Yup, the guy definitely knew how to read signs. “For her survival equipment. I knew everything was in a dry sack, and I had hoped to find a radio.”

Megan’s father wasn’t paying attention to their conversation; he was staring at the black ice covering the hole where his daughter’s sled was. He suddenly bent down and picked up her ice-caked helmet, the broken shield falling onto the snowpack with a muted thud. Greylen stared at it in silence for several seconds, then lifted his gaze to Jack. “I would thank ye, Chief, for saving my daughter’s life.”

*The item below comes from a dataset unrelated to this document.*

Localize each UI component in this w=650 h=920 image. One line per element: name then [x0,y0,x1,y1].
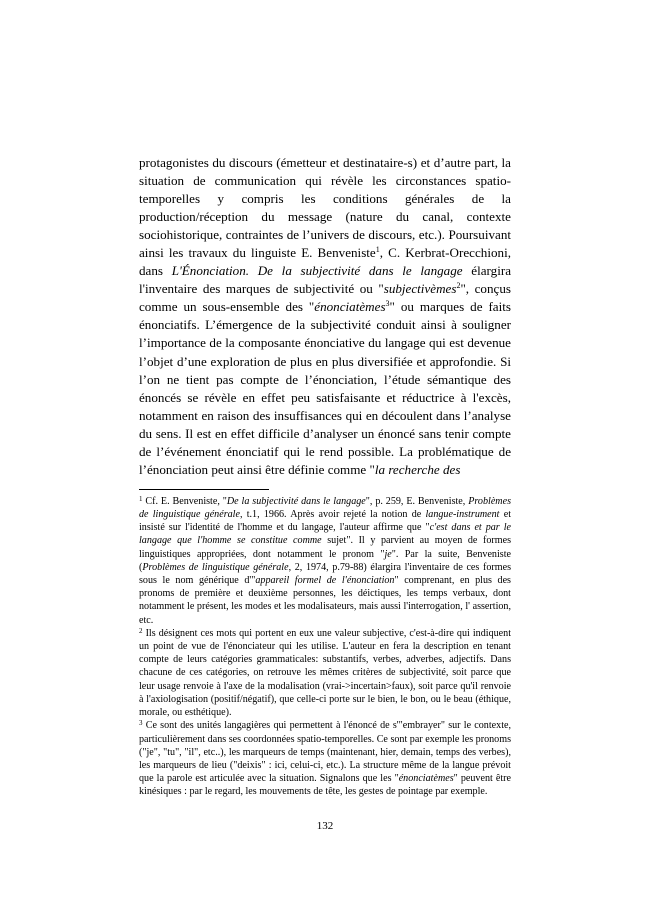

Jack nodded. “You’re welcome,” he softly returned, his shoulders relaxing for the first time in ten minutes. He started walking to shore. “I was just about to break camp when you arrived. Any chance of my hitching a ride back with you?”

“Your sled isn’t running?” Robbie asked.

Jack shook his head. “I think something burned up in it when I hit the slush. I’ll have to hire Paul Dempsey at Pine Creek PowerSports to tow it home for me.”

“Then how come you didn’t get in the plane with Matt?” Greylen asked.

“I don’t fly unless I’m at the controls. Did you meet Kenzie Gregor on your way up the lake?”

“I thought he was with Matt,” Robbie said.

“He stayed and helped me get my sled out, then decided to walk home. I have the impression he doesn’t much care for anything with an engine, especially if it goes faster than a horse,” he said, heading for shore again.

While packing up camp, Jack watched through the trees as the two men made their way over to the tracks the creature had made, studying them in silence. MacBain looked toward the mountain, then in Jack’s direction, before finally turning to speak to Greylen.

Oh, yeah. MacBain definitely knew about the creature, though it seemed Greylen was only now learning about it. Jack wished someone would tell him what in hell a mythological creature was doing roaming around Pine Creek, Maine, in the twenty-first century. And why none of the men in the three families seemed surprised by that fact?

He snorted as he bent down to pick up the sleeping bag. Because they had two drùidhs on board, that’s why—one of which was Greylen’s youngest daughter. Jack wondered when Megan intended to let him in on that particular little secret.